Under federal rules, permanent employees whose roles may be eliminated enter a formal workforce adjustment process set out in collective agreements. The process is designed to find alternative employment where possible. Receiving a notice does not automatically mean a job loss; options can include redeployment or “alternation,” in which an affected worker can exchange positions with an employee who wishes to leave.

Ottawa is also in the process of sending information about a voluntary early retirement program to nearly 70,000 employees, according to a recent CBC article.

Reactions to adjustments

PIPSC President Sean O’Reilly has opposed the proposed job cuts under Budget 2025.

“When governments make changes that are this drastic, Canadians always pay the price. Food inspections slow down. Emergencies take longer to contain. Digital systems grow weaker just as cyberattacks become more frequent,” he said in an op-ed posted on the union’s website.

“These are not abstract risks.
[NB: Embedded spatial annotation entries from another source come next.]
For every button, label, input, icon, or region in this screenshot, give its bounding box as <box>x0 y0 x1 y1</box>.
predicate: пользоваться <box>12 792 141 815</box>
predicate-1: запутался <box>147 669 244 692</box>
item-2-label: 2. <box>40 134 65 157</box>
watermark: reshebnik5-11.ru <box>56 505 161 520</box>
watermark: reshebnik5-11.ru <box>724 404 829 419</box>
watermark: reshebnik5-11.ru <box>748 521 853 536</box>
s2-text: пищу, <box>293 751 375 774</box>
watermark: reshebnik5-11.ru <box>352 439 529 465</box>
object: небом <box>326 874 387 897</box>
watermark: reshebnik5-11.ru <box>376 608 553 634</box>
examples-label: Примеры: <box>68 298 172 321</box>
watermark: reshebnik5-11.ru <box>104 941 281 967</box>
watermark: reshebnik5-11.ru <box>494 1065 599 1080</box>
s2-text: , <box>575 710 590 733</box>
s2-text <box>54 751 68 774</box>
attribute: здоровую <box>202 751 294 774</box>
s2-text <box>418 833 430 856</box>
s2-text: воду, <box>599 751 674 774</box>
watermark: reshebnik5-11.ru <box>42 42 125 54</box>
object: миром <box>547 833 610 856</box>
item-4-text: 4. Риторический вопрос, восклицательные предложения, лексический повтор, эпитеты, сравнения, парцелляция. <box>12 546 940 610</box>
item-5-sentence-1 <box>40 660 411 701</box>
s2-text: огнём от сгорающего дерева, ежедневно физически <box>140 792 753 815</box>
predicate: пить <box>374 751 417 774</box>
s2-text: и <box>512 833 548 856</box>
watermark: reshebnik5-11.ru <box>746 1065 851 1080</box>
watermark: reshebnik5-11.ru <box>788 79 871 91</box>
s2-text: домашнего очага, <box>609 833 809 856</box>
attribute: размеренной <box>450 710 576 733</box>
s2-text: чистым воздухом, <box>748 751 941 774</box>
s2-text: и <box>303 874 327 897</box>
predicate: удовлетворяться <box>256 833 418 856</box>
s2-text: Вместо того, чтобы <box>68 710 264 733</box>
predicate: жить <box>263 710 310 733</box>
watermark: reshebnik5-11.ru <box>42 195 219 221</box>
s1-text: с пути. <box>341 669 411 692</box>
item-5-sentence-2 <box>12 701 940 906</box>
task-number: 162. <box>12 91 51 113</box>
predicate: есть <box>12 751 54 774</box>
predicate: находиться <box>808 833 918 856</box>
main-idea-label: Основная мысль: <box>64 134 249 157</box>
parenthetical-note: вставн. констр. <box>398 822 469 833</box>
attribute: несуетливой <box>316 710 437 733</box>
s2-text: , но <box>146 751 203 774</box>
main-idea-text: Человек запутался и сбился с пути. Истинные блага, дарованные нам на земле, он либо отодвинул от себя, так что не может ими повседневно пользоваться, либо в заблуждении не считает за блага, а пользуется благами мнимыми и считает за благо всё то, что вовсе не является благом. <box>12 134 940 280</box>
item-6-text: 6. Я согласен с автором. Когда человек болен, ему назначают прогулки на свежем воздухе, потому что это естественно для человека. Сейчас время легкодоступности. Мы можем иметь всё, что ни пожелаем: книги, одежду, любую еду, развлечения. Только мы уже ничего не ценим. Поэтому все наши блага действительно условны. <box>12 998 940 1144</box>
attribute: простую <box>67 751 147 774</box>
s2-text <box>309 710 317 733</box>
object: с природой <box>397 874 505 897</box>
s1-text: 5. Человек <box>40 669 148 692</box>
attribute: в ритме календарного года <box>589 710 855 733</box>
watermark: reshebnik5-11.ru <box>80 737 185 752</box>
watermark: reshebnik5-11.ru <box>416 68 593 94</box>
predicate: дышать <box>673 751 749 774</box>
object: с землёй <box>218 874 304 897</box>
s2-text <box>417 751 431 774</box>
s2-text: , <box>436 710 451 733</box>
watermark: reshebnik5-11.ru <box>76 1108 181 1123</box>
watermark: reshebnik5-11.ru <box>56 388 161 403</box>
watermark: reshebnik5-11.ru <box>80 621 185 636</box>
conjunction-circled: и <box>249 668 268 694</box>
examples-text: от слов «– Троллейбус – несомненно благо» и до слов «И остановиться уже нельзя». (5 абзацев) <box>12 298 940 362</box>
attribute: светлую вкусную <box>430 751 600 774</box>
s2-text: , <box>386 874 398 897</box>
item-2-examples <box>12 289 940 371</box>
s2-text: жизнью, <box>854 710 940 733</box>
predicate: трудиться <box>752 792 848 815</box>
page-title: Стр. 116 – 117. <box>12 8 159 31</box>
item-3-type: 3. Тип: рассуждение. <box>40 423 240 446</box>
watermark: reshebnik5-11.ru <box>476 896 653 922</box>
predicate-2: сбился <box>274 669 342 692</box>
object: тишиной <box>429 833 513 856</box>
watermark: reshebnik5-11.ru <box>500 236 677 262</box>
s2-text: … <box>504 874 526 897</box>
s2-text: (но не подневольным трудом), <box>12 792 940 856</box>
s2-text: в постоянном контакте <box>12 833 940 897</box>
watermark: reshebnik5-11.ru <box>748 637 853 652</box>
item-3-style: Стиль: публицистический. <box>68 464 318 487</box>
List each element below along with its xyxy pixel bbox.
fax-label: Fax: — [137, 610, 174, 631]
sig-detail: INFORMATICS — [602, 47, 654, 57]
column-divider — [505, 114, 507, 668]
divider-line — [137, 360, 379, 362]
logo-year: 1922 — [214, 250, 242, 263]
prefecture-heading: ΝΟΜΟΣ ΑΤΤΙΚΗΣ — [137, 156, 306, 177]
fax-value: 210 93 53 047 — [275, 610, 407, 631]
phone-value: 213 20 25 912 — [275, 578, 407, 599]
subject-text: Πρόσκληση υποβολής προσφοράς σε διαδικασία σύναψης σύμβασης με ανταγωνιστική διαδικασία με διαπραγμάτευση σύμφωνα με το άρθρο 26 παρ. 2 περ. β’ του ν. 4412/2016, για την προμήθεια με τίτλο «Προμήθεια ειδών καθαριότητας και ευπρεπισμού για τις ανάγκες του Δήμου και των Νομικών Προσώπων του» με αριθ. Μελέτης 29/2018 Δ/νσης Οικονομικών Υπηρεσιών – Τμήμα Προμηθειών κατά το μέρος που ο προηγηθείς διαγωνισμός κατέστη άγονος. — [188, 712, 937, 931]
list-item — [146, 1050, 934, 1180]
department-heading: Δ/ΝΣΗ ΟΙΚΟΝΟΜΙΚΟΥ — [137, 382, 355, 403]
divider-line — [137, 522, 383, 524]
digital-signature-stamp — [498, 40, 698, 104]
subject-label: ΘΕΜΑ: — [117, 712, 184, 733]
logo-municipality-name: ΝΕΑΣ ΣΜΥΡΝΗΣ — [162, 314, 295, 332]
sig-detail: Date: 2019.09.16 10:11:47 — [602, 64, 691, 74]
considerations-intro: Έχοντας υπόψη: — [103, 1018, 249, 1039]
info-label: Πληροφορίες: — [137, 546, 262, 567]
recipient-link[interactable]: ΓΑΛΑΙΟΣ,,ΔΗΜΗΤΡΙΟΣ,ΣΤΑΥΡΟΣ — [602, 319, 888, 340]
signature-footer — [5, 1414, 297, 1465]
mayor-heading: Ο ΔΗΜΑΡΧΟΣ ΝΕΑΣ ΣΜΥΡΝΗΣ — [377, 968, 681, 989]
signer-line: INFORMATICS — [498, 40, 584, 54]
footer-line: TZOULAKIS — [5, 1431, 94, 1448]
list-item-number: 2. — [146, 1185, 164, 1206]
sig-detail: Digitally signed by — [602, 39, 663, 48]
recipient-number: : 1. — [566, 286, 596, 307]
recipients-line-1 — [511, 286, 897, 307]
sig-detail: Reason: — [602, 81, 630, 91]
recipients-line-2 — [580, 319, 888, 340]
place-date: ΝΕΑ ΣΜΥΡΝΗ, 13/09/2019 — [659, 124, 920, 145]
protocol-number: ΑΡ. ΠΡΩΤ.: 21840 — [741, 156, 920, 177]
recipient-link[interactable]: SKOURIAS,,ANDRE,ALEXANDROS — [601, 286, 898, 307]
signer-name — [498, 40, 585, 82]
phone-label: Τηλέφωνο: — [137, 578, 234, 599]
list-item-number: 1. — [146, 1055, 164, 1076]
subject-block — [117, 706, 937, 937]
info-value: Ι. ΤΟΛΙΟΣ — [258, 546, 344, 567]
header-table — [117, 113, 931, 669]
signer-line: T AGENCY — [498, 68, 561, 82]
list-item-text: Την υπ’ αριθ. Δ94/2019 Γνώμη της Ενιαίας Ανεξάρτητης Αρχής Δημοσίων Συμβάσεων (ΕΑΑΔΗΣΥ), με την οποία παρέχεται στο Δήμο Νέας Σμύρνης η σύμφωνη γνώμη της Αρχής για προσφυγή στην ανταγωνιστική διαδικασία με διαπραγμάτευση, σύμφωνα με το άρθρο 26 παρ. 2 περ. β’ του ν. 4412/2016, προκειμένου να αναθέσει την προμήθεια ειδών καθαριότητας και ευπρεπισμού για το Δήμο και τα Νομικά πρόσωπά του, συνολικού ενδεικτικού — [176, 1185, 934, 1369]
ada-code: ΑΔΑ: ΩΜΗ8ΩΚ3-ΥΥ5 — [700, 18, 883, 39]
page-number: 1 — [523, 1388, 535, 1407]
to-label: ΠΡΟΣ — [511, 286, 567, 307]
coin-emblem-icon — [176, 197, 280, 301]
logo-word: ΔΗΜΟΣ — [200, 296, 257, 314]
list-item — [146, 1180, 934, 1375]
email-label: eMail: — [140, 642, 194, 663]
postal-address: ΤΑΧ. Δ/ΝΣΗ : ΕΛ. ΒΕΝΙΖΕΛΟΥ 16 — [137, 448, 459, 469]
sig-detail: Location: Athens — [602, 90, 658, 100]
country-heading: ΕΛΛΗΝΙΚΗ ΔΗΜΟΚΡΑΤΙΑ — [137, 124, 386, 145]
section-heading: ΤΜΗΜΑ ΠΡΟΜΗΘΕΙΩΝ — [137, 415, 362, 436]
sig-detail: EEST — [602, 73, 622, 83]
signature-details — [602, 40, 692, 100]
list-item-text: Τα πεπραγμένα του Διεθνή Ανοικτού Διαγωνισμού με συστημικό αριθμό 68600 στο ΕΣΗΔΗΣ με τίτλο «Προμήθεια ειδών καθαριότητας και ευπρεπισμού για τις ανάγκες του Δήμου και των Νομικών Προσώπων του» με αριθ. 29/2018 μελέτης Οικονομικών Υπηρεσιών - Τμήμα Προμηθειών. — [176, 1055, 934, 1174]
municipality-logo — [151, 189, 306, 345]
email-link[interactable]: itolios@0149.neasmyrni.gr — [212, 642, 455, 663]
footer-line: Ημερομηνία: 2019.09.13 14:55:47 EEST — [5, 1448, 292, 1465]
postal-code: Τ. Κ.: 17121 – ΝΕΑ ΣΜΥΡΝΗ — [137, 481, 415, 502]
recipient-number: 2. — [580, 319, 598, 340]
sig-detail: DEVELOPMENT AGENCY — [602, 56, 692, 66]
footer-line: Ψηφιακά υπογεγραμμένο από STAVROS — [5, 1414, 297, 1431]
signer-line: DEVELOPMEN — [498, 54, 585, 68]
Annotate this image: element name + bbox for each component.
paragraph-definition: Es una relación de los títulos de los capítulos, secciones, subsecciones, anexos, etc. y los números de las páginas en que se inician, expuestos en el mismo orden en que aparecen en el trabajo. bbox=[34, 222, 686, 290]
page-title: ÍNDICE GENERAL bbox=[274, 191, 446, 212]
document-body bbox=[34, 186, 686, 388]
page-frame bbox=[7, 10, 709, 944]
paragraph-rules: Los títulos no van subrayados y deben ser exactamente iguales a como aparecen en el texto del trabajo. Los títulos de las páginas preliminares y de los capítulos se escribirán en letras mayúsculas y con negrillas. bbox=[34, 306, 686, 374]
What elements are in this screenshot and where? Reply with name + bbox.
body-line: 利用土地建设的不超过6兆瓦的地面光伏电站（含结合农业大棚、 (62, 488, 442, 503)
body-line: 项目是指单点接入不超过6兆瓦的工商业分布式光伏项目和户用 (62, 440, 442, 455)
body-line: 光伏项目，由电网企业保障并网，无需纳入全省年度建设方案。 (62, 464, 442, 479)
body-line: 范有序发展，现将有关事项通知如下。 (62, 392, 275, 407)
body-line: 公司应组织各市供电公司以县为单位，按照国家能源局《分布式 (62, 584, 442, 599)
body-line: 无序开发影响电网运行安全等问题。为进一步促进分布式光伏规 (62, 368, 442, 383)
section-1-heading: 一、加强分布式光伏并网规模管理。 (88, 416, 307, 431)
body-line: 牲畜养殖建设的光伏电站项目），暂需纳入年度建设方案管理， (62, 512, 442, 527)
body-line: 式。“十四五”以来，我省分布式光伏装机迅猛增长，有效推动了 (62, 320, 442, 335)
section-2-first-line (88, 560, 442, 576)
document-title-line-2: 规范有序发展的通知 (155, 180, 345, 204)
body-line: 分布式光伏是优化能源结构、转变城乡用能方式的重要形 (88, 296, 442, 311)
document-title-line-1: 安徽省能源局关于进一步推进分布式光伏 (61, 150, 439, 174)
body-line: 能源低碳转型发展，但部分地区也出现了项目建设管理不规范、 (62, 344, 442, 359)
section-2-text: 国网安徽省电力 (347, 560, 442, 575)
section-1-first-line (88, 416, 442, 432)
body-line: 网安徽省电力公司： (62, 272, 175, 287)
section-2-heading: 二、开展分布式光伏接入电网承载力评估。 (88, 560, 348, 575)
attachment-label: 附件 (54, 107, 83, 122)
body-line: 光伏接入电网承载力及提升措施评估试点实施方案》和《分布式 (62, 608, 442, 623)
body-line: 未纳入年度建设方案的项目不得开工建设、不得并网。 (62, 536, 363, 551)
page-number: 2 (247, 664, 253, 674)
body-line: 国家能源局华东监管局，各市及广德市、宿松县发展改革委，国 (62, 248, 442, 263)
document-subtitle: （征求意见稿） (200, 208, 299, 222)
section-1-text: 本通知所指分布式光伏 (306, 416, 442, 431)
They are the daily functions that hold the country together. Canadians want their government to spend wisely. Public service professionals want that too. But there is a big difference between improving how government works and hollowing out its ability to deliver. Efficiency cannot come at the expense of safety, stability or trust.”

Options for affected workers

In a post about workforce adjustment in the core public administration, the federal government noted that the deputy head of an organization determines whether an employee with workforce adjustment (WFA) status will be declared:

  • surplus with a guarantee of a reasonable job offer; or

  • opting and provided with WFA options.

“An employee who is declared surplus with a guarantee of a reasonable job offer can expect to be offered another job within the CPA, normally at an equivalent level,” said the federal government.

An employee who is declared opting must select one of the following options within 120 days:

Option A: 12-month surplus priority entitlement

  • The employee has a 12-month paid surplus priority surplus priority entitlement to secure a reasonable job offer in the public service.

  • If a reasonable job offer is not secured by the end of this period, the employee will be laid off.

Option B: Transition support measure

  • The employee resigns and receives a cash payment based on their years of service.

Option C: Education allowance

  • Option C(i)
    The employee resigns, receives a cash payment and an education allowance to attend a recognized learning institution.

  • Option C(ii)
    The employee receives a cash payment, an education allowance and up to two years of leave without pay while attending a recognized learning institution. If a reasonable job offer is not secured at the end of their leave without pay, the employee will be laid off.

“If an employee does not confirm their selection within the 120-day period, option A will apply,” Ottawa said.